Fri, Jun 28, 2019 - Page 12 News List

Climate monitor unchanged, but public confidence up

By Crystal Hsu  /  Staff reporter

The government’s business climate monitor posted another sluggish “yellow-blue” signal last month, but the public gained more confidence as firms commit to moving back to Taiwan from China.

The overall monitor shed four points to 17, just one point shy of indicating a recession, as all segments showed negative cyclical movements, except machinery and electrical equipment imports, the National Development Council said yesterday.

“The data reflect the negative effects of US-China trade tensions on Taiwan,” council research director Wu Ming-huei (吳明蕙) told a media briefing.

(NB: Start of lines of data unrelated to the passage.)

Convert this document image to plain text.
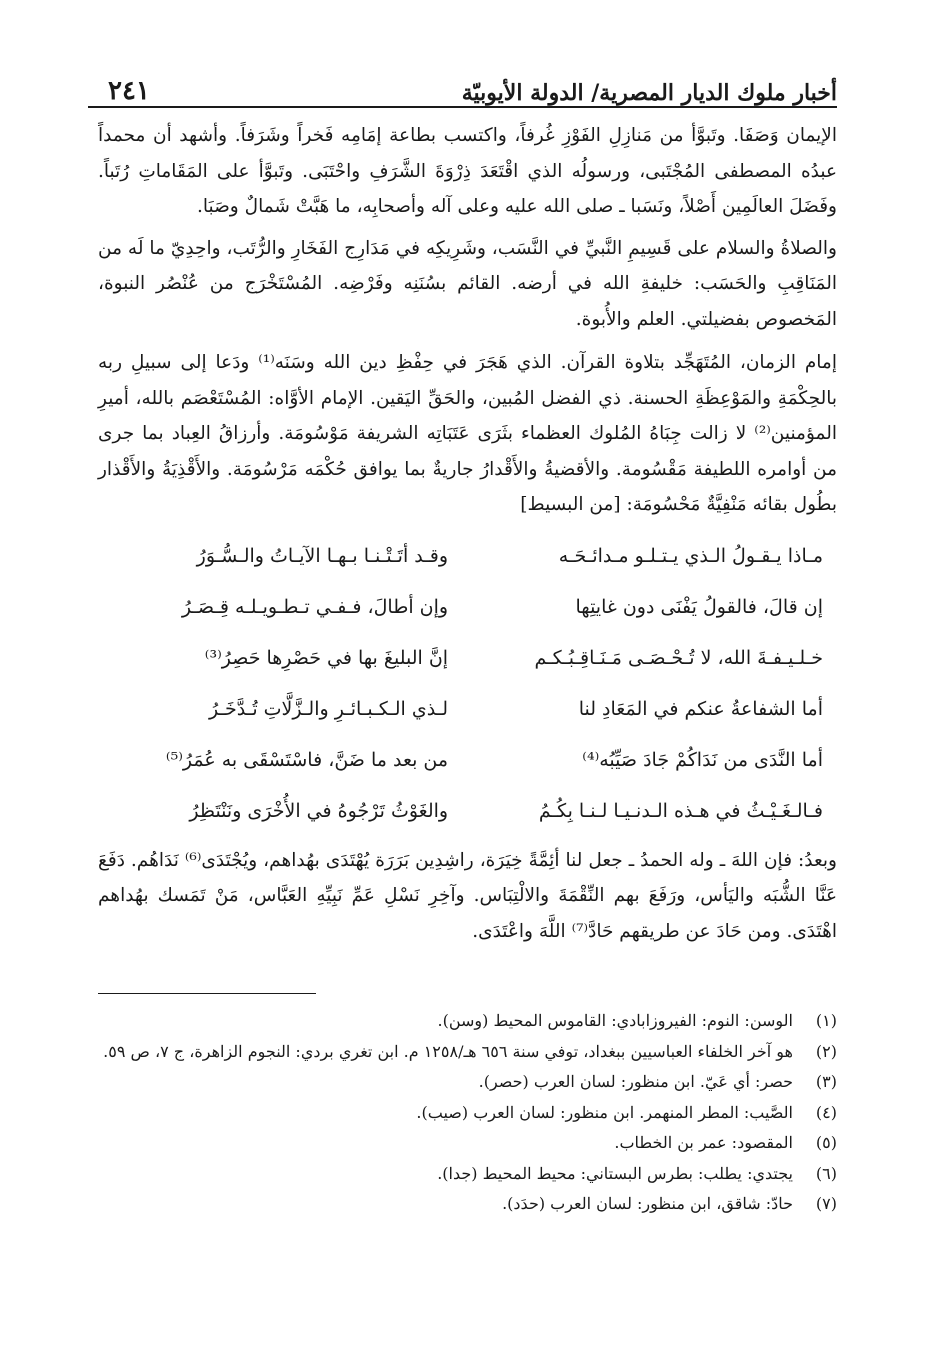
أخبار ملوك الديار المصرية/ الدولة الأيوبيّة
٢٤١

الإيمان وَصَفَا. وتَبوَّأ من مَنازِلِ الفَوْزِ غُرفاً، واكتسب بطاعة إمَامِه فَخراً وشَرَفاً. وأشهد أن محمداً عبدُه المصطفى المُجْتَبى، ورسولُه الذي اقْتَعَدَ ذِرْوَةَ الشَّرَفِ واحْتَبَى. وتَبوَّأ على المَقَاماتِ رُتَباً. وفَضَلَ العالَمِين أَصْلاً، ونَسَبا ـ صلى الله عليه وعلى آله وأصحابِه، ما هَبَّتْ شَمالٌ وصَبَا.

والصلاةُ والسلام على قَسِيمِ النَّبيِّ في النَّسَب، وشَرِيكِه في مَدَارِج الفَخَارِ والرُّتَب، واحِدِيّ ما لَه من المَنَاقِبِ والحَسَب: خليفةِ الله في أرضه. القائم بسُنَنِه وفَرْضِه. المُسْتَخْرَج من عُنْصُر النبوة، المَخصوص بفضيلتي. العلم والأُبوة.

إمام الزمان، المُتَهَجِّد بتلاوة القرآن. الذي هَجَرَ في حِفْظِ دين الله وسَنَه⁽¹⁾ ودَعا إلى سبيلِ ربه بالحِكْمَةِ والمَوْعِظَةِ الحسنة. ذي الفضل المُبين، والحَقِّ اليَقين. الإمام الأوَّاه: المُسْتَعْصَم بالله، أميرِ المؤمنين⁽²⁾ لا زالت جِبَاهُ المُلوك العظماء بثَرَى عَتَبَاتِه الشريفة مَوْسُومَة. وأرزاقُ العِباد بما جرى من أوامره اللطيفة مَقْسُومة. والأقضيةُ والأَقْدارُ جاريةٌ بما يوافق حُكْمَه مَرْسُومَة. والأَقْذِيَةُ والأَقْذار بطُول بقائه مَنْفِيَّةٌ مَحْسُومَة: [من البسيط]

مـاذا يـقـولُ الـذي يـتـلـو مـدائـحَـه
وقـد أتَـتْـنـا بـهـا الآيـاتُ والـسُّـوَرُ
إن قالَ، فالقولُ يَفْنَى دون غايتِها
وإن أطالَ، فـفـي تـطـويـلـه قِـصَـرُ
خـلـيـفـةَ الله، لا تُـحْـصَـى مَـنَـاقِـبُـكـم
إنَّ البليغَ بها في حَصْرِها حَصِرُ⁽³⁾
أما الشفاعةُ عنكم في المَعَادِ لنا
لـذي الـكـبـائـرِ والـزَّلَّاتِ تُـدَّخَـرُ
أما النَّدَى من نَدَاكُمْ جَادَ صَيِّبُه⁽⁴⁾
من بعد ما ضَنَّ، فاسْتَسْقَى به عُمَرُ⁽⁵⁾
فـالـغَـيْـثُ في هـذه الـدنـيـا لـنـا بِكُـمُ
والغَوْثُ تَرْجُوهُ في الأُخْرَى ونَنْتَظِرُ

وبعدُ: فإن اللهَ ـ وله الحمدُ ـ جعل لنا أئِمَّةً خِيَرَة، راشِدِين بَرَرَة يُهْتَدَى بهُداهم، ويُجْتَدَى⁽⁶⁾ نَدَاهُم. دَفَعَ عَنَّا الشُّبَه واليَأس، ورَفَعَ بهم النِّقْمَةَ والالْتِبَاس. وآخِرِ نَسْلِ عَمِّ نَبِيِّهِ العَبَّاس، مَنْ تَمَسك بهُداهم اهْتَدَى. ومن حَادَ عن طريقهم حَادَّ⁽⁷⁾ اللَّهَ واعْتَدَى.

(١)
الوسن: النوم: الفيروزابادي: القاموس المحيط (وسن).
(٢)
هو آخر الخلفاء العباسيين ببغداد، توفي سنة ٦٥٦ هـ/١٢٥٨ م. ابن تغري بردي: النجوم الزاهرة، ج ٧، ص ٥٩.
(٣)
حصر: أي عَيّ. ابن منظور: لسان العرب (حصر).
(٤)
الصَّيب: المطر المنهمر. ابن منظور: لسان العرب (صيب).
(٥)
المقصود: عمر بن الخطاب.
(٦)
يجتدي: يطلب: بطرس البستاني: محيط المحيط (جدا).
(٧)
حادّ: شاقق، ابن منظور: لسان العرب (حدَد).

The council uses a five-color system to describe the state of the economy, with “green” indicating steady growth, “red” suggesting overheating and “blue” signaling a recession. Dual colors indicate a transition. The monitor system has shown “yellow-blue” for the past five months.

The trade dispute has not prevented local semiconductor firms from expanding capacity or improving their technology leadership on the world stage, allowing for a relatively stable economy, Wu said.

Despite current headwinds, semiconductor firms must have detected business opportunities and increased investment, she added.

Many firms plan to shift production away from China to Taiwan or Southeast Asia, lending support to capital formation and job creation, Wu said.

This explains why the leading index series, which seeks to forecast the economic landscape in the next six months, rose 0.52 percent to 102.42, thanks to improved business confidence, capital equipment imports, export orders and stock prices, she said.

The leading index series gained 2.55 percent in the past five months, the council said.

However, the coincident index series, which reflects current economic changes, fell 0.44 percent to 97.32, with all seven subindices losing value for the 16th consecutive month, it added.

The trade dispute has harmed exports, although some firms would benefit from order transfers, Wu said.

Separately, the consumer confidence index this month increased 0.32 percent to 79.8, even though the subindex on stock market investment weakened to a six-and-a-half-year low, a survey released yesterday by National Central University showed.

The investment gauge lost two points to 58.6, as the volatile local bourse unnerved investors, university research center director Dachrahn Wu (吳大任) said.

Otherwise, the public felt slightly better about the economy, durable goods purchases, household income and consumer prices, encouraged by capital repatriation among firms based in China, Wu said.

More than 100 firms with production in China have applied to move back Taiwan to avoid US tariffs, bringing investments of more than NT$300 billion (US$9.65 billion), government data showed.